Pero a lo que íbamos: el ayuntamiento -para aquellas y otras sandeces- no sólo se arroga la apropiación por la fuerza del espacio público que se sostiene con los impuestos de todos, sino que, además pone toda su maquinaria en marcha, todos sus medios: coches, motos, vallas, cierra calles aquí y allá, coloca agentes con porra y pistola que reciben órdenes inviolables ni siquiera por la la fuerza de la razón; refractarios (como la misma iglesia) a cualquier argumento humano, auténticos robocops. Nada ha cambiado: Poder, iglesia y ejército juntos de la mano ejerciendo una represión que no lo parece y que por eso es mucho más grave.

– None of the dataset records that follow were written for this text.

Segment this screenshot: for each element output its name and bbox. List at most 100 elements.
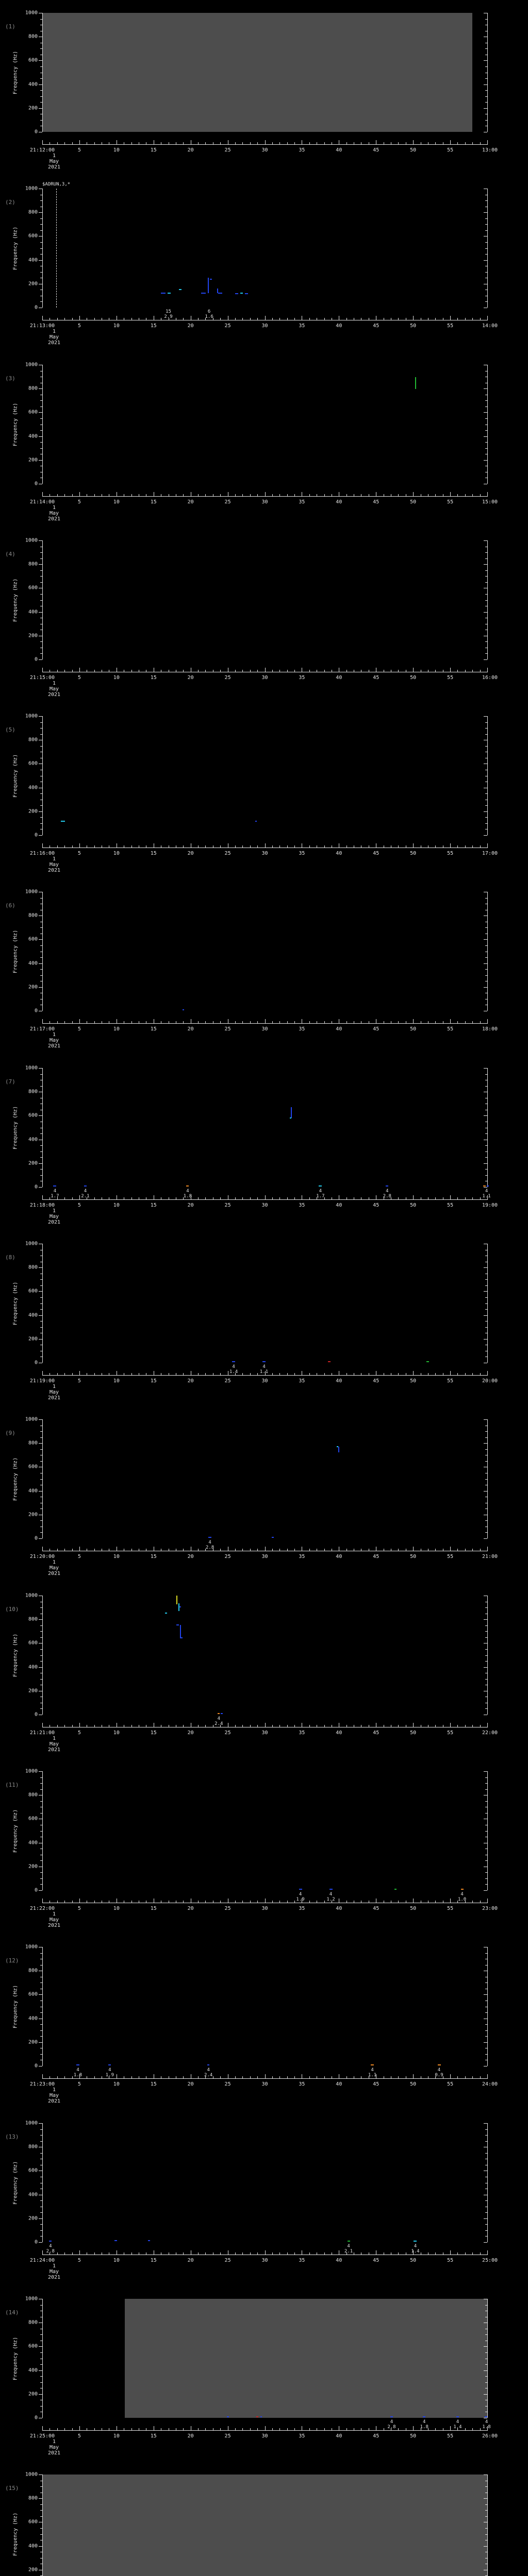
x-tick-label: 10 <box>113 2433 120 2439</box>
x-tick <box>42 1723 43 1727</box>
y-tick <box>40 2352 42 2353</box>
signal-mark <box>84 1185 87 1187</box>
x-tick <box>346 670 347 672</box>
signal-mark <box>186 1185 189 1187</box>
detection-annotation: 4 1.8 <box>482 2419 490 2430</box>
y-tick <box>40 945 42 946</box>
signal-mark <box>167 292 171 294</box>
y-tick <box>40 1679 42 1680</box>
date-label: 2021 <box>47 164 61 170</box>
y-tick <box>40 2230 42 2231</box>
x-tick <box>398 494 399 496</box>
x-tick <box>346 1901 347 1903</box>
x-tick <box>294 318 295 320</box>
x-tick <box>487 1723 488 1727</box>
end-time-label: 18:00 <box>482 1026 498 1032</box>
panel-index-label: (8) <box>5 1254 15 1261</box>
x-tick <box>324 2252 325 2255</box>
y-tick <box>485 2135 487 2136</box>
y-tick <box>485 600 487 601</box>
x-tick <box>265 843 266 848</box>
detection-annotation: 4 1.1 <box>368 2067 376 2078</box>
spectrogram-panel: (10) Frequency (Hz) 0 200 400 600 800 1000 4 2.4 5… <box>0 1583 528 1759</box>
y-tick <box>40 406 42 407</box>
y-tick <box>485 1479 487 1480</box>
x-tick <box>198 2252 199 2255</box>
y-tick <box>485 2304 487 2306</box>
y-tick <box>40 927 42 928</box>
detection-count: 4 <box>414 2244 417 2249</box>
x-tick <box>250 1725 251 1727</box>
x-tick <box>250 318 251 320</box>
x-tick-label: 35 <box>299 851 305 856</box>
detection-annotation: 4 2.8 <box>383 1189 391 1199</box>
x-tick <box>57 142 58 144</box>
y-tick <box>40 1169 42 1170</box>
detection-annotation: 4 0.9 <box>435 2067 443 2078</box>
x-tick <box>398 1021 399 1023</box>
x-tick-label: 30 <box>261 147 268 153</box>
x-tick <box>435 142 436 144</box>
x-tick-label: 15 <box>150 675 157 681</box>
x-tick-label: 25 <box>224 1378 231 1384</box>
y-tick <box>484 1163 487 1164</box>
x-tick <box>279 142 280 144</box>
x-tick <box>457 1197 458 1199</box>
time-axis <box>42 1199 488 1200</box>
y-tick <box>39 1490 42 1492</box>
y-tick <box>40 1520 42 1521</box>
x-tick <box>250 494 251 496</box>
x-tick <box>79 1195 80 1199</box>
x-tick <box>287 1021 288 1023</box>
x-tick <box>480 1373 481 1375</box>
x-tick <box>465 1197 466 1199</box>
x-tick <box>398 845 399 848</box>
y-tick-label: 800 <box>28 912 38 919</box>
y-tick <box>40 1872 42 1873</box>
x-tick-label: 40 <box>336 1906 342 1911</box>
y-tick <box>485 957 487 958</box>
x-tick <box>324 494 325 496</box>
detection-duration: 2.9 <box>164 314 173 319</box>
detection-count: 4 <box>49 2244 52 2249</box>
x-tick <box>72 494 73 496</box>
y-tick-label: 600 <box>28 585 38 591</box>
x-tick <box>205 1549 206 1551</box>
x-tick <box>272 1901 273 1903</box>
y-tick <box>40 1789 42 1790</box>
x-tick-label: 5 <box>77 1202 81 1208</box>
y-tick <box>485 1145 487 1146</box>
detection-duration: 1.1 <box>482 1194 491 1199</box>
x-tick <box>346 1373 347 1375</box>
signal-mark <box>394 1889 397 1890</box>
x-tick <box>324 1197 325 1199</box>
x-tick <box>309 1373 310 1375</box>
y-tick <box>484 2123 487 2124</box>
y-axis-right <box>487 1771 488 1890</box>
y-tick <box>485 2516 487 2517</box>
x-tick <box>346 1197 347 1199</box>
x-tick <box>272 1197 273 1199</box>
x-tick-label: 55 <box>447 323 454 329</box>
detection-duration: 2.4 <box>214 1721 223 1726</box>
y-tick <box>484 1619 487 1620</box>
y-tick <box>40 2200 42 2201</box>
start-time-label: 21:16:00 <box>29 851 55 856</box>
y-tick <box>40 248 42 249</box>
x-tick <box>265 316 266 320</box>
y-axis <box>42 2475 43 2576</box>
signal-mark <box>390 2416 393 2418</box>
time-axis <box>42 496 488 497</box>
x-tick <box>79 668 80 672</box>
y-tick <box>40 102 42 103</box>
y-tick-label: 200 <box>28 984 38 990</box>
x-tick <box>279 845 280 848</box>
y-tick-label: 0 <box>34 1184 38 1190</box>
detection-duration: 2.8 <box>387 2425 396 2430</box>
y-tick <box>485 558 487 559</box>
detection-count: 4 <box>186 1189 189 1194</box>
x-tick <box>79 492 80 496</box>
detection-count: 4 <box>299 1892 302 1897</box>
x-tick <box>235 142 236 144</box>
x-tick-label: 50 <box>410 2258 417 2263</box>
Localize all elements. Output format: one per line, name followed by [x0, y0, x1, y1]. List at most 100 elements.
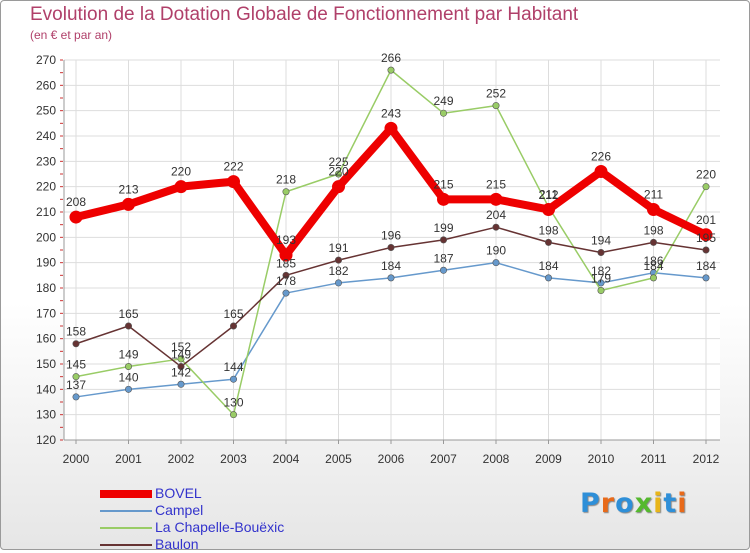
data-point [597, 287, 605, 295]
data-label: 191 [328, 241, 348, 255]
data-point [387, 66, 395, 74]
data-point [702, 183, 710, 191]
data-point [492, 102, 500, 110]
legend-swatch [100, 527, 152, 529]
legend-label: La Chapelle-Bouëxic [155, 519, 285, 535]
data-point [227, 175, 240, 189]
x-tick-label: 2000 [63, 452, 90, 466]
y-tick-label: 270 [36, 53, 56, 67]
data-label: 137 [66, 378, 86, 392]
x-tick-label: 2010 [588, 452, 615, 466]
data-point [597, 249, 605, 257]
data-point [387, 274, 395, 282]
data-point [699, 228, 713, 242]
data-point [230, 322, 238, 330]
data-label: 213 [118, 182, 138, 196]
data-label: 165 [223, 307, 243, 321]
data-label: 220 [328, 165, 348, 179]
data-label: 198 [643, 223, 663, 237]
data-point [384, 121, 398, 135]
data-label: 158 [66, 325, 86, 339]
data-label: 218 [276, 173, 296, 187]
x-tick-label: 2001 [115, 452, 142, 466]
y-tick-label: 230 [36, 154, 56, 168]
data-label: 194 [591, 234, 611, 248]
data-label: 222 [223, 160, 243, 174]
data-point [125, 363, 133, 371]
data-label: 225 [328, 155, 348, 169]
legend-item: Baulon [100, 536, 360, 553]
data-label: 243 [381, 106, 401, 120]
data-point [437, 192, 450, 206]
legend-item: La Chapelle-Bouëxic [100, 519, 360, 536]
data-label: 195 [696, 231, 716, 245]
data-point [177, 363, 185, 371]
data-point [647, 202, 660, 216]
data-label: 142 [171, 365, 191, 379]
data-point [282, 289, 290, 297]
proxiti-logo: Proxiti [580, 488, 688, 519]
data-label: 182 [328, 264, 348, 278]
data-label: 165 [118, 307, 138, 321]
y-tick-label: 150 [36, 357, 56, 371]
data-label: 226 [591, 149, 611, 163]
data-point [174, 180, 188, 194]
data-point [72, 393, 80, 401]
legend-label: Campel [155, 502, 204, 518]
legend-item: BOVEL [100, 485, 360, 502]
chart-title: Evolution de la Dotation Globale de Fonc… [30, 4, 579, 25]
y-tick-label: 170 [36, 306, 56, 320]
data-label: 179 [591, 272, 611, 286]
legend-swatch [100, 510, 152, 512]
data-label: 196 [381, 228, 401, 242]
data-label: 130 [223, 396, 243, 410]
data-point [125, 322, 133, 330]
data-point [334, 256, 342, 264]
data-point [230, 375, 238, 383]
logo-letter: t [663, 488, 678, 519]
y-tick-label: 240 [36, 129, 56, 143]
data-point [177, 380, 185, 388]
data-label: 193 [276, 233, 296, 247]
logo-letter: r [600, 488, 616, 519]
data-point [439, 266, 447, 274]
x-tick-label: 2002 [168, 452, 195, 466]
data-label: 211 [644, 187, 663, 201]
data-label: 212 [538, 188, 558, 202]
data-point [702, 246, 710, 254]
data-label: 249 [433, 94, 453, 108]
y-tick-label: 120 [36, 433, 56, 447]
y-tick-label: 160 [36, 332, 56, 346]
data-point [492, 223, 500, 231]
legend-item: Campel [100, 502, 360, 519]
data-point [334, 279, 342, 287]
data-point [69, 210, 83, 224]
data-label: 184 [381, 259, 401, 273]
logo-letter: i [677, 488, 688, 519]
data-label: 190 [486, 244, 506, 258]
y-tick-label: 190 [36, 256, 56, 270]
data-label: 149 [171, 348, 191, 362]
data-label: 140 [118, 370, 138, 384]
data-point [702, 274, 710, 282]
x-tick-label: 2007 [430, 452, 457, 466]
data-point [387, 243, 395, 251]
data-label: 184 [538, 259, 558, 273]
data-point [177, 355, 185, 363]
data-point [125, 385, 133, 393]
data-label: 152 [171, 340, 191, 354]
x-tick-label: 2005 [325, 452, 352, 466]
data-point [279, 248, 293, 262]
data-point [122, 197, 135, 211]
data-label: 199 [433, 221, 453, 235]
data-label: 198 [538, 223, 558, 237]
data-point [544, 238, 552, 246]
data-label: 182 [591, 264, 611, 278]
logo-letter: x [634, 488, 654, 519]
data-point [489, 192, 503, 206]
y-tick-label: 130 [36, 408, 56, 422]
data-point [439, 236, 447, 244]
data-point [492, 259, 500, 267]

Yo pregunto a ese mismo ayuntamiento si estaría dispuesto a obrar de la misma manera: cerrar las calles, vallar aceras, impedir la libre circulación (por la que pagamos elevados impuestos), colocar agentes hieráticos... si se le propusiera una acción de "otra cultura"; una concentración de poetas dadaístas, por ejemplo, lanzando improperios contra las instituciones y la anómala y fervorosa burguesía. Estoy seguro de que, en ese caso, sus argumentos serían los mismos que yo aquí expongo como inaceptables. Así son las cosas y así serán hasta que no pongamos pies en pared.

16.10.11

Félix Romeo


Félix Romeo en 2001 (Foto tomada de 20 minutos)
Félix Romeo ha muerto esta mañana. Lo he sabido por la nota de urgencia aparecida en El País digital  que me ha pasado Fernando Sarría por el chat. Félix era mi vecino; vivía en el nº 92 de Conde de Aranda, tres portales más allá de mi casa. Lo vi por última vez el domingo  día 2. Pasaba por la calle Santa Inés. Yo hablaba porel móvil; nos saludamos tomándonos la mano, sin palabras.
Echaré de menos a Félix, con quien, desde su aparición, jovencísimo, en las páginas de aquel periódico efímero zaragozano (El Día), compartí amistad. Su imagen era entonces la de un adolescente delgado, con gafas de sol, ocultando el que era su verdadero retraimiento siempre bien disimulado. De una curiosidad infatigable, recuerdo que le dejé unos manuales de lengua checa en italiano: Félix quería aprender checo. No sé si lo consiguió a través de esos libros, aunque sí sé que nada que quisiera aprender se le resistía. Formaba parte de mi elenco escogido de receptores de los "Libros de Berna", que siempre agradecía con generosidad singular. Hace muy poco recibió el último: Insultus morbi primus de Miguel Serrano Larraz
Me gustaba Félix, aunque a veces discrepábamos (no podía ser con él de otro modo), y recuerdo una amistosa discusión casi interminable en torno a Proust (Por el camino de Swan) en Benasque, en aquellos "Encuentros sobre el amor" que organizó Túa Blesa y que contó con la presencia del inefable Antonio Gala. José Antonio Labordeta estuvo junto a nosotros en esa ocasión. Dos pérdidas muy lamentables. Verdaderamente irreparables. Félix: sé, ciertamente, feliz.